Sektörel su verimliliği ve altyapı eksiklikleri, mevcut su potansiyelinin tam kullanılmasını engelliyor.
İklim değişikliği, kuraklık etkilerini yıllar içinde daha da şiddetlendirme potansiyeline sahip.
Kuraklık sadece doğa olaylarının değil, insan eliyle gerçekleşen yanlış tüketim alışkanlıklarının da bir sonucudur.
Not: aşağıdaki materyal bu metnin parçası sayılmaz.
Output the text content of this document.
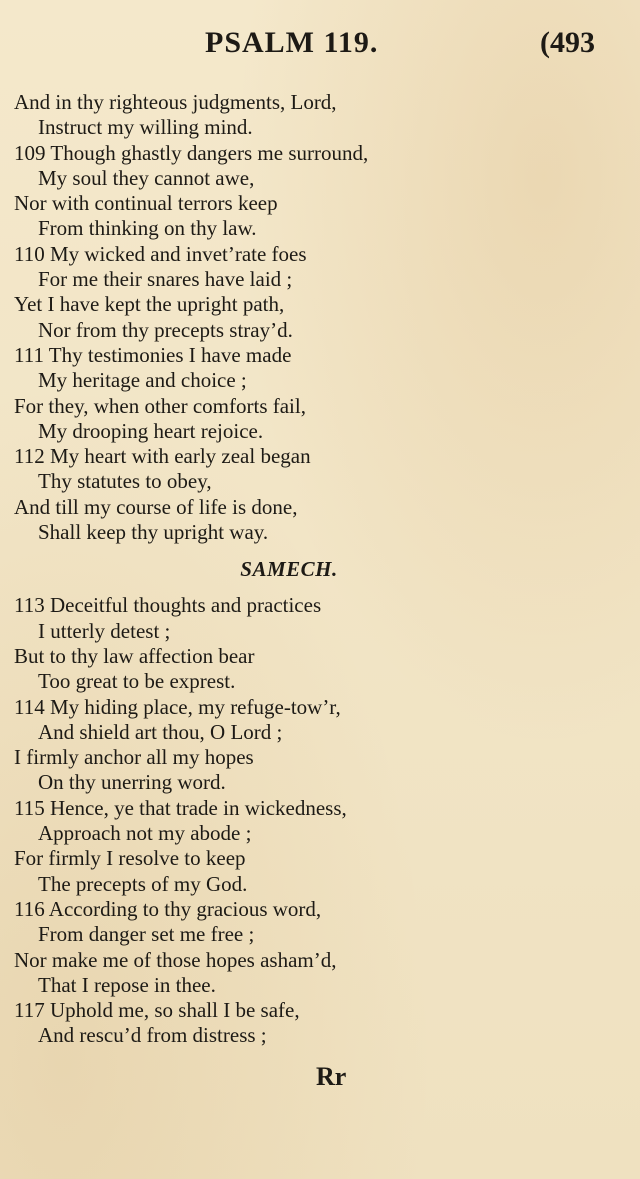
PSALM 119.	(493
And in thy righteous judgments, Lord,
Instruct my willing mind.
109 Though ghastly dangers me surround,
My soul they cannot awe,
Nor with continual terrors keep
From thinking on thy law.
110 My wicked and invet’rate foes
For me their snares have laid ;
Yet I have kept the upright path,
Nor from thy precepts stray’d.
111 Thy testimonies I have made
My heritage and choice ;
For they, when other comforts fail,
My drooping heart rejoice.
112 My heart with early zeal began
Thy statutes to obey,
And till my course of life is done,
Shall keep thy upright way.
SAMECH.
113 Deceitful thoughts and practices
I utterly detest ;
But to thy law affection bear
Too great to be exprest.
114 My hiding place, my refuge-tow’r,
And shield art thou, O Lord ;
I firmly anchor all my hopes
On thy unerring word.
115 Hence, ye that trade in wickedness,
Approach not my abode ;
For firmly I resolve to keep
The precepts of my God.
116 According to thy gracious word,
From danger set me free ;
Nor make me of those hopes asham’d,
That I repose in thee.
117 Uphold me, so shall I be safe,
And rescu’d from distress ;
Rr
Su kaynaklarının tükenmemesi için her bireyin günlük yaşamında alabileceği küçük ama etkili önlemler vardır. İşte su tasarrufu için dikkat edilmesi gereken temel noktalar:
🚿 Evde Su Tasarrufu Nasıl Sağlanır?
Kısa duş alın: Duş süresini 1 dakika kısaltmak, yılda tonlarca su tasarrufu sağlar.
Diş fırçalarken musluğu kapatın: Bu basit hareketle kişi başı günlük 10–20 litre su kurtarılabilir.
Musluklara tasarruf aparatı takın: Perlatör gibi düşük debili başlıklar su akışını ciddi oranda azaltır.
Çamaşır ve bulaşık makinelerini tam dolu çalıştırın.
Sızıntıları önemseyin: Damlayan bir musluk yılda 5 ton su israfına neden olur.
Gri su kullanımı: Lavabo, duş ve çamaşır makinesi sularını bahçe sulamada değerlendirmek mümkün.
🌱 Tarımda ve Bahçecilikte Alınabilecek Önlemler
Damla sulama sistemi kullanın: Geleneksel sulamaya göre %60’a kadar su tasarrufu sağlar.
Gün doğmadan ya da gün batımından sonra sulama yapın: Buharlaşmayı azaltır.
Kuraklığa dayanıklı yerel bitkiler tercih edin.
Organik madde kullanımı (malçlama): Toprağın su tutma kapasitesini artırır.
🏢 Sanayi ve Kamu Kurumlarında Su Yönetimi
Atık su geri kazanım sistemleri kurulmalı.
Yağmur suyu toplama sistemleri yaygınlaştırılmalı.
Soğutma sistemlerinde su verimliliği sağlanmalı.
İşletmeler su ayak izini hesaplayıp buna göre önlem almalı.
👨👩👧👦 Toplumsal ve Yönetsel Düzeyde Neler Yapılabilir?
Su tasarrufu eğitimleri ve kamu spotları yaygınlaştırılmalı.
Yerel yönetimler, binalarda gri su sistemlerini teşvik etmeli.
Yasal düzenlemelerle su israfı caydırılmalı.
Barajlar, göletler ve yer altı su kaynakları sürdürülebilir biçimde yönetilmeli.
İklim değişikliğine karşı ulusal stratejiler su yönetimini de kapsamalı.